Fala powodziowa na Wiśle dotarła już do województwa pomorskiego. Dzięki zaporze we Włocławku udało się ją obniżyć o pół metra. Do Bałtyku fala wezbraniowa dotrze jutro wieczorem lub pojutrze. Przeprowadzone do tej pory badania pomorskich kąpielisk nie wykazały zwiększonych stężeń zanieczyszczeń czy bakterii.

W rejonie Tczewa - gdzie przemieszcza się fala wezbraniowa - poziom wody będzie się wahał przy przekroczonym stanie alarmowym - prognozuje Instytut Meteorologii i Gospodarki Wodnej.

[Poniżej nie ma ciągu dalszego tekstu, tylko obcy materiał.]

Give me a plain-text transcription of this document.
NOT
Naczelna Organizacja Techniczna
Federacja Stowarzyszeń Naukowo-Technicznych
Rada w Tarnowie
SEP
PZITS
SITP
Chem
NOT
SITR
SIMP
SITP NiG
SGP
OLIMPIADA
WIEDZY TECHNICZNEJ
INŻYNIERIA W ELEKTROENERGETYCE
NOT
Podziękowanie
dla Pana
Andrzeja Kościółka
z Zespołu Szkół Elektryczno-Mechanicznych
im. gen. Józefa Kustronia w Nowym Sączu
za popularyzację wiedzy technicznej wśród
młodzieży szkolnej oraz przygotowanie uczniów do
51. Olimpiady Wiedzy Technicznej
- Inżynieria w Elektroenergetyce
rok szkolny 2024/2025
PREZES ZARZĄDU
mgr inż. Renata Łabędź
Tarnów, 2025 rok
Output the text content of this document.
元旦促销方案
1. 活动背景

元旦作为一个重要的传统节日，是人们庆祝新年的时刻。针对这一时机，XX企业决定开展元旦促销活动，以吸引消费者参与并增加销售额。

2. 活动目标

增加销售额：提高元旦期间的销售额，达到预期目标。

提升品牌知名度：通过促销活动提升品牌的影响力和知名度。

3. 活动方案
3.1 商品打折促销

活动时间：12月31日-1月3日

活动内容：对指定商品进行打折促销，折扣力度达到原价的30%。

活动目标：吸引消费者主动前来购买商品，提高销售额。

W mieście newralgicznym punktem jest nowy, wyremontowany za miliony bulwar. W czasie majowej fali powodziowej dosłownie zabrakło kilku centymetrów, by woda wylała. Wówczas bulwar uratował specjalny kilometrowy rękaw napełniony wodą, który podniósł wysokość wału o około pół metra.

W pogotowiu - jak informuje reporter RMF FM Wojciech Jankowski - jest staż pożarna i straż miejska.

IMGW przypomina o niebezpieczeństwie przebywania nad brzegami rzek, zagrożeniu dla obszarów zalewowych, możliwości lokalnych podtopień, wystąpienia wody z koryt rzecznych i zalania przybrzeżnych terenów, uniemożliwieniu prowadzenia prac hydrotechnicznych oraz utrudnieniu funkcjonowania komunikacji lądowej i żeglugi wodnej.

Ponad 200 milionów złotych przekazane już zostało na zasiłki dla powodzian - podał rzecznik rządu, Paweł Graś. Drugie tyle dostały gminy na naprawę wałów i naprawę szkód. W tej chwili 200 milionów zostało przekazane wojewodom. Wojewodowie przekazują to sukcesywnie samorządowcom, a samorządowcy poszkodowanym rodzinom. W tej chwili ta pomoc dotarła - na wczoraj - do 11 tys. 800 rodzin" - powiedział rzecznik rządu.